C'è qualcosa in questa ragazza che, non ho so bene perché, mi ipnotizza.

Se ne stava lì, sulla uscio della porta, immobile. E ho iniziato a fissarla. Chissà a cosa stava pensando, fatto sta che se ne stava lì ed io la fissavo, poi si è seduta e ho continuato a fissarla. Non ho mai smesso, anche quando se n'è accorta. Ora, so che dovrei smettere, ma proprio non ci riesco. Ho sempre odiato ogni attimo di questi incontri, ragion per cui mi siedo sempre in disparte, dietro. E ora, invece?
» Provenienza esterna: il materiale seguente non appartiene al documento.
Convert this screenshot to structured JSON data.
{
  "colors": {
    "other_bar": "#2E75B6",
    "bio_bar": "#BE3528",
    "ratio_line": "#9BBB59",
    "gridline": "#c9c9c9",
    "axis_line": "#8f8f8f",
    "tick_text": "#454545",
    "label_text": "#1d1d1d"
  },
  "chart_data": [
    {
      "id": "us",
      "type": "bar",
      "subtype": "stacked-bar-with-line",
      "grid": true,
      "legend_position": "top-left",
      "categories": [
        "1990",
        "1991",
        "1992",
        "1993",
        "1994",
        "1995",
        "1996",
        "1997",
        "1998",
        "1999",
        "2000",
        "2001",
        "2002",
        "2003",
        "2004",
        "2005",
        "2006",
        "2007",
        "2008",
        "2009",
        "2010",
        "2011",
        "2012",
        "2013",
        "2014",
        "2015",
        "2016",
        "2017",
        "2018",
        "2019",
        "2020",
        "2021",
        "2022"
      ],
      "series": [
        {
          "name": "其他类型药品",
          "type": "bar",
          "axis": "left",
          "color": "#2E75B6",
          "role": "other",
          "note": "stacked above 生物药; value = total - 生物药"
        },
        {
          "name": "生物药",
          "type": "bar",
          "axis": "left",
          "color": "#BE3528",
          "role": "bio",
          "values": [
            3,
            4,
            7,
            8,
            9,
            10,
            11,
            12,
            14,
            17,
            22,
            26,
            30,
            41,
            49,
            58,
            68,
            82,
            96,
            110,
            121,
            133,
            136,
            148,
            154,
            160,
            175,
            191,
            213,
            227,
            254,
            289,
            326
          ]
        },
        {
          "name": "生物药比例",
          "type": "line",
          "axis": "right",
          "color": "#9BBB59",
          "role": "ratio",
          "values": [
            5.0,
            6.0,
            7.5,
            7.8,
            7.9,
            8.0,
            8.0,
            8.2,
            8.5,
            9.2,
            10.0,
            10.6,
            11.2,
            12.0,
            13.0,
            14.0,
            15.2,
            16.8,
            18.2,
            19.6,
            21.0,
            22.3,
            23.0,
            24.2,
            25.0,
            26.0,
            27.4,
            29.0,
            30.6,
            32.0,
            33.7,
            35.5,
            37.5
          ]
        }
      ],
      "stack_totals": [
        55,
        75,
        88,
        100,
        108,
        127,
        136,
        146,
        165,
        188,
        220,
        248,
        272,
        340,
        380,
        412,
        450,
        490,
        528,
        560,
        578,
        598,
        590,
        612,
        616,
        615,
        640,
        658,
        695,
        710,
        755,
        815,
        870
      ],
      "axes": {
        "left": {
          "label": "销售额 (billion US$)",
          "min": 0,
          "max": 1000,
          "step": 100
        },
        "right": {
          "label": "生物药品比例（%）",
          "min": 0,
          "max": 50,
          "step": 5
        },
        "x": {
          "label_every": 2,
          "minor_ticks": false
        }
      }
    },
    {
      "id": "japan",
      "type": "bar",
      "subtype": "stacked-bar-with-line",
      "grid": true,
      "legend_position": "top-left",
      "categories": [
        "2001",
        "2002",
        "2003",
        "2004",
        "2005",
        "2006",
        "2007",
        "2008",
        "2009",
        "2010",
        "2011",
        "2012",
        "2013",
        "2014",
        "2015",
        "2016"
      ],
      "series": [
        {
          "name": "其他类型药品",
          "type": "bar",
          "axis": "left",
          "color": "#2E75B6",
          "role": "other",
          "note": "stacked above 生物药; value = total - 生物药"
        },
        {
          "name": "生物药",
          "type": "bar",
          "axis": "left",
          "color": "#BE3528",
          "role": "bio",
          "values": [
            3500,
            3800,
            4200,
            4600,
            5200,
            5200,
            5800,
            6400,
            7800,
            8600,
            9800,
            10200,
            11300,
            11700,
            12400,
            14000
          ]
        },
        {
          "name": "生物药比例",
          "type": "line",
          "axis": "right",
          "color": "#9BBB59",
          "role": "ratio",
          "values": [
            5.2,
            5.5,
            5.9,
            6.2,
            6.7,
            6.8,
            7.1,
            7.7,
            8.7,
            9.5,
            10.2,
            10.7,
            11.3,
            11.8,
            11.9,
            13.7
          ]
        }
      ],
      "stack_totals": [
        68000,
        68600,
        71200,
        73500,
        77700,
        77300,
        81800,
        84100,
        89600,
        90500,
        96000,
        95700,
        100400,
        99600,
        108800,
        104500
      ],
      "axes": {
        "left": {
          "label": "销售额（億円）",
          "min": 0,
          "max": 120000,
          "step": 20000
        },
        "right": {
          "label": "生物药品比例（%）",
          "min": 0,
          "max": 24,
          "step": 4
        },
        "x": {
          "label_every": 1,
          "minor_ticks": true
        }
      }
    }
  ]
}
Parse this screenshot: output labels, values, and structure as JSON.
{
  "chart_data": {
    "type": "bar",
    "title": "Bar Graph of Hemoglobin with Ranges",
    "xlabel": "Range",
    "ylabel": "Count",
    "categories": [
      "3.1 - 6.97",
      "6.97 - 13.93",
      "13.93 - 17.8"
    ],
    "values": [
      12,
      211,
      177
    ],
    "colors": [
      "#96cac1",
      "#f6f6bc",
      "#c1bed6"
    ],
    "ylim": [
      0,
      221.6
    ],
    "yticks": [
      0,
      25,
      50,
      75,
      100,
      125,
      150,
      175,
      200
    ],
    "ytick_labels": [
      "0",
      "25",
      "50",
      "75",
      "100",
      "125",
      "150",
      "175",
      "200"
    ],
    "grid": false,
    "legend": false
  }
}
Non vorrei essere in un posto se non qui. Mio dio, sono un idiota, un caso disperato! Neanche il tempo di far entrare un essere umano di sesso femminile, che già le sono dietro. Che poi neanche so bene che faccia abbia, o meglio lo so...cazzo, la sto fissando da quando ha messo piede in questa stanza, dovrei saper descrivere ogni particolare del suo viso a questo punto. Ma magari neanche mi piace: come mi può piacere una che ho appena incontrato, di cui non conosco neanche la voce.

No, non mi piace, è solo che sono come un bambino che ha appena visto un nuovo gioco e lo vuole a tutti i costi. Si, non c'è altra spiegazione. Non una plausibile, quanto meno.

Ad attrarmi è la novità; probabilmente quando entreranno gli altri volontari, di cui Mary parlava, avrò la stessa reazione. Ne sono certo, sarà così.
Ma poi...poi, perché qualcuno dovrebbe decidere, volontariamente, di venire in un posto del genere? Tra le tante opportunità, perché proprio qui?!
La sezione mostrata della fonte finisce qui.